Interferometric SAR (InSAR) analyses are widely used to provide ground motion monitoring solutions with update frequencies ranging from annual to weekly, offering applications in several fields, from geohazards to civil engineering projects and infrastructure stability assessment. Thanks to the Sentinel-1 constellation, today it is possible to provide updates of ground motion measurements over very large areas after every new satellite acquisition, paving the way for new satellite monitoring solutions. New algorithmic and computational approaches are needed to exploit this new opportunity and create “Continuous Monitoring” applications.
As well known, the main result from a multi-temporal InSAR analysis is a cloud of points where at each point is associated a position, a displacement time series, and different quality parameters. Whenever the analysis is carried out over wide areas, the identification of millions of points, each with a displacement time series and hundreds of samples updated every 6 days (e.g. over Europe), can dramatically increase the data volume to be analyzed. Statistical approaches, both parametric and non-parametric, are currently adopted to filter out unreliable points and make InSAR data handier to users. These approaches are usually based on several assumptions on data distribution and do not scale up with data volume, making the analysis expensive in terms of costs and time.

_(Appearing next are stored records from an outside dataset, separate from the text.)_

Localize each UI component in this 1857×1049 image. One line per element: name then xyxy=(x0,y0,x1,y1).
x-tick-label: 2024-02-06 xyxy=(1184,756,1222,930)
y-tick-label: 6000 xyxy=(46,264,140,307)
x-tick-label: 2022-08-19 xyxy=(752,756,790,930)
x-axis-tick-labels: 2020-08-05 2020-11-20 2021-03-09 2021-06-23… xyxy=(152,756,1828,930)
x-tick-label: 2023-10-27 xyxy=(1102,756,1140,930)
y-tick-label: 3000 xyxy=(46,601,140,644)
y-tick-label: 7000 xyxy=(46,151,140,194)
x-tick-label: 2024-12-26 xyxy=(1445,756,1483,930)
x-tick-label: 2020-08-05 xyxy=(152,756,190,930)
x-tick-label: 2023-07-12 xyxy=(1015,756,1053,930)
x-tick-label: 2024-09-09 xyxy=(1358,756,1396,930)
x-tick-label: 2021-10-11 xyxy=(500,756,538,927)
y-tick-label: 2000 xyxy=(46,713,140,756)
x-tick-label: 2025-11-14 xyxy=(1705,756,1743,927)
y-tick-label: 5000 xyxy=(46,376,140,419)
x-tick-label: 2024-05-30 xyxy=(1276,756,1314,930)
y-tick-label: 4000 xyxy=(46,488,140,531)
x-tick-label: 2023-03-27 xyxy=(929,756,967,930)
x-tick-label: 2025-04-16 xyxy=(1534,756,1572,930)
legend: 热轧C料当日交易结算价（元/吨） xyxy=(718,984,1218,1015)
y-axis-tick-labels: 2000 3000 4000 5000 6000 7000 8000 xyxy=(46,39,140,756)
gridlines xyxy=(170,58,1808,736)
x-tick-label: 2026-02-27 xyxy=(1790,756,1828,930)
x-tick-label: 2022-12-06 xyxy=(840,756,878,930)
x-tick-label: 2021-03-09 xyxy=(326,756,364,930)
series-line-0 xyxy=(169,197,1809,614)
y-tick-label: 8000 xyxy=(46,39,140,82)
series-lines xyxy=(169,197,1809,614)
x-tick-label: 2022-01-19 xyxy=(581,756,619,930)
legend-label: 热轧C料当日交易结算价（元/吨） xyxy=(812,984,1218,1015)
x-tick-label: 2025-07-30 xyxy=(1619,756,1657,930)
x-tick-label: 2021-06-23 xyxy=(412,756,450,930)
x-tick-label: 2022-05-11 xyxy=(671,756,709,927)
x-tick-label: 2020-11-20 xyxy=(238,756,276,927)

Machine Learning (ML) approaches are data-driven alternatives that can extract useful information from training datasets. ML solutions can be applied successfully to design new quality check procedures that can significantly speed up the creation of InSAR deliverables and the identification of noisy measurement points. The identification of unreliable points can be framed as a supervised binary classification task requiring experts to create labeled InSAR point cloud datasets discriminating reliable from unreliable points.
In this work, a state of the art method based on a Convolutional Graph Neural Network architecture - developed in the framework of EC H2020 project “DeepCube” in cooperation with the Italian company TECNE - is proposed. Adopting a late-fusion approach, the model is designed to fuse information coming from InSAR analyses with information coming from other layers like Digital Elevation Models (DEM) and Land Cover maps. The network is trained using an expert-labeled dataset and is tested over different areas. The model is then compared with other model alternatives, and an ablation study about the importance of each information layer is made. Since the number of unreliable points is usually orders of magnitude smaller than the number of reliable points, the loss function and the training procedure is modelled to take the strong dataset imbalancing into account. A key requirement considered in this work is scalability: the model needs to be applicable to large-scale datasets. Different optimization techniques are considered to meet this constraint.
To our knowledge, what we present is one of the first applications of Graph Neural Network models for the analysis of InSAR datasets and the first attempt to create a Graph Neural Network model to combine multimodal InSAR data.